#Login Session


To access protected resources, we initiate a login process by sending a POST request with provided credentials to the server's login endpoint. Following this, we check the response status code; a 200 indicates successful login. Upon successful login, we extract the session ID from the response cookies.

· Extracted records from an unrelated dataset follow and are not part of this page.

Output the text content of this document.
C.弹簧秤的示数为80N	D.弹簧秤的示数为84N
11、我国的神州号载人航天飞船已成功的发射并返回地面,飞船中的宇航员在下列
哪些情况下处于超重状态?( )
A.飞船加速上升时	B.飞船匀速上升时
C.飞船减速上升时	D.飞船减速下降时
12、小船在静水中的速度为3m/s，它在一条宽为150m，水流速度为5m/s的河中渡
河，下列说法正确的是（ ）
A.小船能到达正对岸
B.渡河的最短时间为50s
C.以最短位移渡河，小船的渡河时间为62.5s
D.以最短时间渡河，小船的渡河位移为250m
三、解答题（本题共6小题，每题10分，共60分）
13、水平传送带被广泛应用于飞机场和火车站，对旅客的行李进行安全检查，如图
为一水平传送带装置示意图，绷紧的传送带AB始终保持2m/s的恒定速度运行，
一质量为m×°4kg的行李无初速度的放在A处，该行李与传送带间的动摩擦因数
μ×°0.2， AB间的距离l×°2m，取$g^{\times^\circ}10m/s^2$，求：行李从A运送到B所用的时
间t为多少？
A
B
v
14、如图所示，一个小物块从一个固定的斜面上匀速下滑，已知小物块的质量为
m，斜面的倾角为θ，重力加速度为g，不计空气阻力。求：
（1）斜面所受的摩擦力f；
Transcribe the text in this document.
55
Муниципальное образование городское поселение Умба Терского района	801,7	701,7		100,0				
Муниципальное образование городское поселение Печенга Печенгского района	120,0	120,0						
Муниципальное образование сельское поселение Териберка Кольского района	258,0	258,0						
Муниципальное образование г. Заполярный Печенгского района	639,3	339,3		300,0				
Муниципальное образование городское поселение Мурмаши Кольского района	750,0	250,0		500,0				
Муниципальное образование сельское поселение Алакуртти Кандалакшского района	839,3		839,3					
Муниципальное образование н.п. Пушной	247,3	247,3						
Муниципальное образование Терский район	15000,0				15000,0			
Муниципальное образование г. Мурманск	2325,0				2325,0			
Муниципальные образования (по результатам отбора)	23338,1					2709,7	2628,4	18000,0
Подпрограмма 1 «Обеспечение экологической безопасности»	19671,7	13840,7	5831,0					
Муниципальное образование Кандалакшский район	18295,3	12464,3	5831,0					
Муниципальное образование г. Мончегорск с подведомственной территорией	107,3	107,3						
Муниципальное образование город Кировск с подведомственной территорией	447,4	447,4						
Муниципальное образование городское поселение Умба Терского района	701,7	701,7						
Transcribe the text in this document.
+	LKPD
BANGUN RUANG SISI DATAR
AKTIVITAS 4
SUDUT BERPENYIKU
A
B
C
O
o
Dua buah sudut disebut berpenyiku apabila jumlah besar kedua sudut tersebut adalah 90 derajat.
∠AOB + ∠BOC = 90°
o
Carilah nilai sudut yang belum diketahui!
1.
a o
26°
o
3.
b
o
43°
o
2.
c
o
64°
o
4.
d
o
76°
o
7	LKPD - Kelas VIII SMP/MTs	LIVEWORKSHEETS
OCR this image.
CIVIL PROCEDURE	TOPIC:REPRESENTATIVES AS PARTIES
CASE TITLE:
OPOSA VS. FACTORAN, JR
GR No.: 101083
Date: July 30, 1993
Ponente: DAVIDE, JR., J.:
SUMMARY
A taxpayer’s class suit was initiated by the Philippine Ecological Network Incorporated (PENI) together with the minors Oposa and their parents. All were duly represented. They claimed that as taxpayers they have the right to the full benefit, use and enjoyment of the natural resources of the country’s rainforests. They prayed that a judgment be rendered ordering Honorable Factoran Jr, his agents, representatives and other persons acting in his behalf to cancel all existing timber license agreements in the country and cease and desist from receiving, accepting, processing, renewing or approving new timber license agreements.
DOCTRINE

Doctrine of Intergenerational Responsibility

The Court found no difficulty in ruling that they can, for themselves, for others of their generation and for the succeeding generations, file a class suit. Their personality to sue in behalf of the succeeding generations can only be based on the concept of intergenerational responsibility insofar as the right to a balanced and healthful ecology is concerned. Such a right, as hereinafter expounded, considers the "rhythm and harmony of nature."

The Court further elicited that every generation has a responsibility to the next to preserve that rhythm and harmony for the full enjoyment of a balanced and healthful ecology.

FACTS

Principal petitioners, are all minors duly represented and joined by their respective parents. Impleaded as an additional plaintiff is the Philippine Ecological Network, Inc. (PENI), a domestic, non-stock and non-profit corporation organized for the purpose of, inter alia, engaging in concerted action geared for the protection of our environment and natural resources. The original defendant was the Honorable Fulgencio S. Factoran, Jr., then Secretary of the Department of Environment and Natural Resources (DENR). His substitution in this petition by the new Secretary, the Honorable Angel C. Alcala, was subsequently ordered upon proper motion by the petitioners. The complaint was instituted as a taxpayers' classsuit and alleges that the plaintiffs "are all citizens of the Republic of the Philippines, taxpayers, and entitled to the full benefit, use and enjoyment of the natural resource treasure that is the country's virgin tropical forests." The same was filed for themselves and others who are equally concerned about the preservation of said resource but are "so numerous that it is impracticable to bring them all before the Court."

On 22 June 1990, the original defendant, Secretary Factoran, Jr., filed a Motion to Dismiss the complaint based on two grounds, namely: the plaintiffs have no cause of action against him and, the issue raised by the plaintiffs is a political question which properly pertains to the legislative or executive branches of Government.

This ID is vital for maintaining session state and authentication for future requests, ensuring continued access to the server's resources.

In [72]:

import requests

# login credentials
login_data={'user': 'tyiesha.r.b@gmail.com','pw': ''}

# Make the POST request to log in
response = requests.post('https://transkribus.eu/TrpServer/rest/auth/login', data=login_data)

# Check the response status
if response.status_code == 200:

    session_id = response.cookies.get('JSESSIONID')
    print('Login successful!')
else:
    print('Failed to log in. Status code:', response.status_code)
    print('Response:', response.text)




Login successful!


#Collection List

The process begins with a POST request to the login endpoint, using the provided credentials to authenticate with the server. After verifying the login status, including extracting the session ID upon successful login, the script uses the API URL for accessing collection data. By using a GET request to retrieve documents from the collection, the response status is checked for success. If successful, JSON data from the response is parsed for document information.

In [71]:
import requests

#login credentials
login_data = {'user': 'tyiesha.r.b@gmail.com', 'pw': ''}

# collection ID
collection_id = '285162'

# POST request to log in
login_response = requests.post('https://transkribus.eu/TrpServer/rest/auth/login', data=login_data)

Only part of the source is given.